The definition of Poisson brackets in Volume I is \[ \{F, G\} = \sum_i \left( \frac{ \partial F}{\partial q_i} \frac{\partial G}{\partial p_i} - \frac{\partial F}{\partial p_i} \frac{\partial G}{\partial q_i} \right) \]

where \(F\) and \(G\) are some functions of \(q_i\) and \(p_i\). These functions and their units are not specified, so lets assume just 1 for it.

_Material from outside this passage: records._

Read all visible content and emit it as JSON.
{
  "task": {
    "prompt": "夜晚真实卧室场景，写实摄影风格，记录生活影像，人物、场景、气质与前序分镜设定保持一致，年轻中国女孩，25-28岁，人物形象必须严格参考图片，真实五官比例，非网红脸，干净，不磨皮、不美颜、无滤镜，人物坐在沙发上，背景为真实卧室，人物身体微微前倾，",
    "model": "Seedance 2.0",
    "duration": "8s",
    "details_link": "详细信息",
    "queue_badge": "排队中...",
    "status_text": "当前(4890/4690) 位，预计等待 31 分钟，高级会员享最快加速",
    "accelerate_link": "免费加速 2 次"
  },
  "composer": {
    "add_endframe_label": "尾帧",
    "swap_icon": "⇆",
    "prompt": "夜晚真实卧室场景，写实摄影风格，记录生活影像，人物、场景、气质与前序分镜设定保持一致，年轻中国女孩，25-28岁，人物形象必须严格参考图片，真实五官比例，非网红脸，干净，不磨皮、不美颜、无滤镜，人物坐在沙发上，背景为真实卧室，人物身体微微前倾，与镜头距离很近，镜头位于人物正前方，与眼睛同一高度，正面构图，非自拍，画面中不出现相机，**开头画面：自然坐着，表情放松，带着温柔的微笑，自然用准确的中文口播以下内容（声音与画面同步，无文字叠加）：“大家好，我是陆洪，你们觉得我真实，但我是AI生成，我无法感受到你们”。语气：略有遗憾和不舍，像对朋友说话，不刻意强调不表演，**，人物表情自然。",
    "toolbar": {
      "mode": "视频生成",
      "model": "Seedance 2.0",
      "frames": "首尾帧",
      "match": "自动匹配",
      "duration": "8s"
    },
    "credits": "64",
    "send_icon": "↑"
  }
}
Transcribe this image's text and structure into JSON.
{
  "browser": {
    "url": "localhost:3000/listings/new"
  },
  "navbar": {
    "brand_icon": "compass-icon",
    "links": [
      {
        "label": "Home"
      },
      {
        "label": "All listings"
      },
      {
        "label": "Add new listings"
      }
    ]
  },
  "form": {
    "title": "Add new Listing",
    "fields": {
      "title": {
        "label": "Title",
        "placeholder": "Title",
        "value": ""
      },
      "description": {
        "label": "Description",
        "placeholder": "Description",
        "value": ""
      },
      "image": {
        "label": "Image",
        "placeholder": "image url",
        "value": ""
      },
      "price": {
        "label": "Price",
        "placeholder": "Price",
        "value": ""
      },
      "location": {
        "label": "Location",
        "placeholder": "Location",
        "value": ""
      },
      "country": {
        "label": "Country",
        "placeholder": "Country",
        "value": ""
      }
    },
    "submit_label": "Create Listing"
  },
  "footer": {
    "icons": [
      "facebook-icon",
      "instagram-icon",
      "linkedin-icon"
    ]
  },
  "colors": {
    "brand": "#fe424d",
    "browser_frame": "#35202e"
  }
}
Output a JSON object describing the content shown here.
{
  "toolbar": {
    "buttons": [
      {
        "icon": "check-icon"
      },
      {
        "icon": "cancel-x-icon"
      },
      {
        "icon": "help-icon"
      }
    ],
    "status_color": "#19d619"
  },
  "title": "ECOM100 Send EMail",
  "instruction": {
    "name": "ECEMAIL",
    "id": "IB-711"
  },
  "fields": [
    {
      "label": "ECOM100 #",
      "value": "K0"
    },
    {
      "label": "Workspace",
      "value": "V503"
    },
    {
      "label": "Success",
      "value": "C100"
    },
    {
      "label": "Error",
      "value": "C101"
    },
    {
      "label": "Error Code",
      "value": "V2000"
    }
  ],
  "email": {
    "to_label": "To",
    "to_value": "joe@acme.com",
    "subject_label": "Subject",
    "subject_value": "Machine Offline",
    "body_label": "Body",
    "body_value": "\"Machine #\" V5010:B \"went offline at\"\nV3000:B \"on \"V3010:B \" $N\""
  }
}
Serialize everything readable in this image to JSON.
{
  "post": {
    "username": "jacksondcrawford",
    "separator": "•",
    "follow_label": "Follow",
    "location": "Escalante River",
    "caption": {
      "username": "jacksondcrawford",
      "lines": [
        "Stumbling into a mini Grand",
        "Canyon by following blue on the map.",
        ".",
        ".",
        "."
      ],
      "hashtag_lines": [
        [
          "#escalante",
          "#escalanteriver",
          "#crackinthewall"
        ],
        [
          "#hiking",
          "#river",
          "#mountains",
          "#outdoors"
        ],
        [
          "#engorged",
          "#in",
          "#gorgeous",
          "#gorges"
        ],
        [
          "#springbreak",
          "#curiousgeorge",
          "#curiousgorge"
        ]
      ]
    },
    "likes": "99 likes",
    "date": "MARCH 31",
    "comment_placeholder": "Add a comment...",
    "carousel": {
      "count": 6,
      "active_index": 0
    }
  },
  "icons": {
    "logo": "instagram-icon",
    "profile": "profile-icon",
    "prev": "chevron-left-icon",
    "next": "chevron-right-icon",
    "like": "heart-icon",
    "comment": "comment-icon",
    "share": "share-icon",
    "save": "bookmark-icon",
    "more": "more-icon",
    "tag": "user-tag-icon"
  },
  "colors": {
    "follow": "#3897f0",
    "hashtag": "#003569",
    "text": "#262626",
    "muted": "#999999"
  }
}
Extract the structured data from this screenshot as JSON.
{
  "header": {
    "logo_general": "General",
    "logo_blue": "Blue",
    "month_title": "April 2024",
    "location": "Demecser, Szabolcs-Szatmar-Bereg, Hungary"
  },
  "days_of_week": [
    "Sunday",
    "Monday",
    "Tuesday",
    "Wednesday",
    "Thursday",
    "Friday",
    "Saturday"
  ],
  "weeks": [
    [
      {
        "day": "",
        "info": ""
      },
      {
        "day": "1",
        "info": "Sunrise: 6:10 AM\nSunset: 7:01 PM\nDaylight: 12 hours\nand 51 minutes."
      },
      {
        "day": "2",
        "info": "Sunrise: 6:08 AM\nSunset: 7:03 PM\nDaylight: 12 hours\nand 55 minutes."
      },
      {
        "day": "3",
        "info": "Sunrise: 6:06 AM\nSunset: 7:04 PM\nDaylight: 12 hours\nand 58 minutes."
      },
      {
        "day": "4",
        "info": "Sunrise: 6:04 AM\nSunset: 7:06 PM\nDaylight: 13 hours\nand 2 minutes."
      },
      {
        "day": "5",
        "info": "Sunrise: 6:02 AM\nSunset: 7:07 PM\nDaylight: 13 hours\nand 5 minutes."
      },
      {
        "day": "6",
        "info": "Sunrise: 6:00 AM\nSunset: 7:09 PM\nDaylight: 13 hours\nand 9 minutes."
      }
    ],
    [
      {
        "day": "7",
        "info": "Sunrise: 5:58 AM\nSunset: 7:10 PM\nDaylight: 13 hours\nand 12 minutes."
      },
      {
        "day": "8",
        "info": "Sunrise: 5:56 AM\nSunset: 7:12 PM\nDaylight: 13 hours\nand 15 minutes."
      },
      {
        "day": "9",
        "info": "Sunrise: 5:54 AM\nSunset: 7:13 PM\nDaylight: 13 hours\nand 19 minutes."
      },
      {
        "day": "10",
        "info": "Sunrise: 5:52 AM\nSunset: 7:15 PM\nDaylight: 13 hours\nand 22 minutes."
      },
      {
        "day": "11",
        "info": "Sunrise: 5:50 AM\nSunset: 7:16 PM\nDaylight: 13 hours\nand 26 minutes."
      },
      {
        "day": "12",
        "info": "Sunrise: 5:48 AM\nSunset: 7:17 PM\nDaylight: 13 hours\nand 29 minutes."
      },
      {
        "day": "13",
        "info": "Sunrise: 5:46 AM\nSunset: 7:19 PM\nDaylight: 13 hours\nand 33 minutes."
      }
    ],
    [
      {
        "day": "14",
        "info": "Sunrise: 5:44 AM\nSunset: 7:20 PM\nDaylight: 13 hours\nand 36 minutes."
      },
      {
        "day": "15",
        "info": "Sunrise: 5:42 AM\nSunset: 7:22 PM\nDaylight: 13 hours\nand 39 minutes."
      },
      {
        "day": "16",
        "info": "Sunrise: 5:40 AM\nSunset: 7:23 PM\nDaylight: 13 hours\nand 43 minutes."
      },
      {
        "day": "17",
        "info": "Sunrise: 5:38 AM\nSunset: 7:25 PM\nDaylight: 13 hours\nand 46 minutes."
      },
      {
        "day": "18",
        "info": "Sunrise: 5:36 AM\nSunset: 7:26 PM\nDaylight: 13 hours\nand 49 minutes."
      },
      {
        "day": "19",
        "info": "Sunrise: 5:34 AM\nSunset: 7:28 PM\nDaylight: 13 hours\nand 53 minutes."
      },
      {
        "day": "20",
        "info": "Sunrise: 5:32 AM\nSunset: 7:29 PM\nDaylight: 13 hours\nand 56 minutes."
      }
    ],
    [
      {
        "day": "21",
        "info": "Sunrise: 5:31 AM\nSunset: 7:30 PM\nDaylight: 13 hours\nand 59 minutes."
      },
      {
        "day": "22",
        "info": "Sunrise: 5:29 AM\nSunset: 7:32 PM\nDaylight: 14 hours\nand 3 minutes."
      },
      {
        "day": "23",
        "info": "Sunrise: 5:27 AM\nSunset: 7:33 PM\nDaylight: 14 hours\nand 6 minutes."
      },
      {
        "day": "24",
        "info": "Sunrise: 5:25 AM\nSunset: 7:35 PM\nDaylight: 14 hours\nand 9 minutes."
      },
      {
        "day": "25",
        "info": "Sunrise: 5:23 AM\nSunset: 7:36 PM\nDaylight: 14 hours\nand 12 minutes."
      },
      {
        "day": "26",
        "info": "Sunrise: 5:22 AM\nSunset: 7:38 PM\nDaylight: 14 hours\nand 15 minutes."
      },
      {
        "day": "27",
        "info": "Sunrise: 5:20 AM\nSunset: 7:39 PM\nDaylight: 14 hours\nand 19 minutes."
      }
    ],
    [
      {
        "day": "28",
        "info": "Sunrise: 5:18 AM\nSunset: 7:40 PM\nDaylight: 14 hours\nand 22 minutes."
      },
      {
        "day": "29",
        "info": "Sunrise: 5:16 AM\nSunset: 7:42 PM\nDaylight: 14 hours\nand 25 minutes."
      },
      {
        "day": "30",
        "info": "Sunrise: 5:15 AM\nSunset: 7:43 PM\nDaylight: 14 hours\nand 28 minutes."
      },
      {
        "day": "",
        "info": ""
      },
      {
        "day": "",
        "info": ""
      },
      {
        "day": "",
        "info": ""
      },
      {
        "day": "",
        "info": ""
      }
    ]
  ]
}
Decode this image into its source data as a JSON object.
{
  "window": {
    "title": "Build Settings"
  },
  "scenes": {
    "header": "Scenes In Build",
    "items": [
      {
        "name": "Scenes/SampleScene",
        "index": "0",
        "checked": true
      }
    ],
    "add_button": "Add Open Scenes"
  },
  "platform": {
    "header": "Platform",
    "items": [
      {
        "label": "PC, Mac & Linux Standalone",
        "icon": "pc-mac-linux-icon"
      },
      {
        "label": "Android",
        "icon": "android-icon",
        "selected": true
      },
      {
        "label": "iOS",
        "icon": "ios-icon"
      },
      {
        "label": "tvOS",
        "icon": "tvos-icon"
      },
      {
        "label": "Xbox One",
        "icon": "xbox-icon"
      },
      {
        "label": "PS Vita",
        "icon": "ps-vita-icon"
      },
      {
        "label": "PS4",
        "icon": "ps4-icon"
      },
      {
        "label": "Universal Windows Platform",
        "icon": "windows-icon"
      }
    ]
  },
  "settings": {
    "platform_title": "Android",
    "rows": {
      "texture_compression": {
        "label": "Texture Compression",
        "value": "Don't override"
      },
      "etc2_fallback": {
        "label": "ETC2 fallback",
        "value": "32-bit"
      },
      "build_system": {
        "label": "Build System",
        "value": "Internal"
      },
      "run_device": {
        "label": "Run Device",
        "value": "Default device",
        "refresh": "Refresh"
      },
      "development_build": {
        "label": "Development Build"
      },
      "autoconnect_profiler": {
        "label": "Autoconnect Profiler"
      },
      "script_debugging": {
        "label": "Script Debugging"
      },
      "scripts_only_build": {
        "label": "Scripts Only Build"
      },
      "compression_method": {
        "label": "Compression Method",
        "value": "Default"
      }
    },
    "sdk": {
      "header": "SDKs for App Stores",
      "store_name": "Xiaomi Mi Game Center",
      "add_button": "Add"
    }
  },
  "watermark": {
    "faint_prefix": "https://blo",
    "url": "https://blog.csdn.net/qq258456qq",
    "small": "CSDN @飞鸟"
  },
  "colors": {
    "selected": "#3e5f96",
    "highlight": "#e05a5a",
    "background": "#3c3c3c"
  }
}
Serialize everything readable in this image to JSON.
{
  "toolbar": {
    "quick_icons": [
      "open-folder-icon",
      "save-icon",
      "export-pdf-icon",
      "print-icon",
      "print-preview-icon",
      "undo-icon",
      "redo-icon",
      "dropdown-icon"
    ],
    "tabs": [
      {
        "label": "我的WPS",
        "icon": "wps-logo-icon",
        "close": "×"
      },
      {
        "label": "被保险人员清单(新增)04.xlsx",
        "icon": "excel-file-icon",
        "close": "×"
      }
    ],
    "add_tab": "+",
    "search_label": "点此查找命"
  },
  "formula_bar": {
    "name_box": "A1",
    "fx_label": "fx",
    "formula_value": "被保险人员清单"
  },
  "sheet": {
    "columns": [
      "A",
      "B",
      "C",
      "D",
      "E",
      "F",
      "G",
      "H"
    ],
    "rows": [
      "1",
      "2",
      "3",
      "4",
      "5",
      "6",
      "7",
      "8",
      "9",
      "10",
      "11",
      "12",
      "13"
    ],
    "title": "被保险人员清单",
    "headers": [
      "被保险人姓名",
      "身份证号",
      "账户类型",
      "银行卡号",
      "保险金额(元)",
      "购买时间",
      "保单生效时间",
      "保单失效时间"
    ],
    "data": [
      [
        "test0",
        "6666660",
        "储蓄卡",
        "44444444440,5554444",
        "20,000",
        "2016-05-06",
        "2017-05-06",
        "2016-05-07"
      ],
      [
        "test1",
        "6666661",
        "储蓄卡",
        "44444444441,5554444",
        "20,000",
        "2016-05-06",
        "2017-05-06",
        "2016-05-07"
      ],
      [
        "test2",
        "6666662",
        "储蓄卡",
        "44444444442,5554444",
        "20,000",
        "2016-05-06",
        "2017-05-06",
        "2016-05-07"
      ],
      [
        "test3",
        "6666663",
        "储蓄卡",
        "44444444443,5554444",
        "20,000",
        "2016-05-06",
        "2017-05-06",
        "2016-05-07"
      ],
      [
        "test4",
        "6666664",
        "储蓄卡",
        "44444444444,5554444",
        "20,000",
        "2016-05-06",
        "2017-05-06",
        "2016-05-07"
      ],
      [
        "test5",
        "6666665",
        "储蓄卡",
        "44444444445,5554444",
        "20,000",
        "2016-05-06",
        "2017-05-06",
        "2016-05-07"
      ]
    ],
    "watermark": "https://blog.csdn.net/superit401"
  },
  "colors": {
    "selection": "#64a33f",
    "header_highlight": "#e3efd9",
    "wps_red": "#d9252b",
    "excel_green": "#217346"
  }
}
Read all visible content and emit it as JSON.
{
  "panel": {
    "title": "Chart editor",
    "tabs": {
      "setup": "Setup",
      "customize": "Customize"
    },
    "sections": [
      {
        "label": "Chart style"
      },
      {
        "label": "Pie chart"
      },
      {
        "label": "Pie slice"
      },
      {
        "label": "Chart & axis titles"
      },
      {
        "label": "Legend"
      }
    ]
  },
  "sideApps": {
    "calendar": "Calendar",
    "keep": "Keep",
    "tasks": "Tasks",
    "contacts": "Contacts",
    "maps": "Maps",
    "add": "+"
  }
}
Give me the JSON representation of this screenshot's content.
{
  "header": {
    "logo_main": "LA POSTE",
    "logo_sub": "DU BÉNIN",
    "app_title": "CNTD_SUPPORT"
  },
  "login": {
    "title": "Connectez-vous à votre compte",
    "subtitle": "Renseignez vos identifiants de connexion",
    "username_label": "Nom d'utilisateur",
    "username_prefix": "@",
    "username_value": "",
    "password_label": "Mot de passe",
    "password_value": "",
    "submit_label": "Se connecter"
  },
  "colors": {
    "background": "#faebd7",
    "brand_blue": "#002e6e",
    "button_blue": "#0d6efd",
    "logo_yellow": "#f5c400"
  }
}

The units of the generalized coordinates \(q_i\) and the conjugate momentum \(p_i\) are also not specified, so lets assume the basic SI units m (length) for \(q\) and kg m/s (mass times velocity) for \(p\), respectively. Each term in the Poisson bracket has unit \[ \frac{1}{\text{m}} \cdot \frac{\text{s}}{\text{kg m}} = \frac{\text{s$^2$}}{\text{m m kg s}} = \frac{1}{\text{Nm s}} = \frac{1}{\text{Js}} \] since \[ 1\, \text{N} = 1\, \frac{\text{kg m}}{\text{s$^2$}} \] and \[ 1\, \text{J} = 1\, \text{Nm} \] The unit of \(\hbar\) is Js and i has no unit, so if the Poisson bracket is multiplied by \(\mathrm{i}\hbar\), the unit Js cancels and the unit left over is that of \(F\) times \(G\), as we would expect it for the commutator \([F, G]\).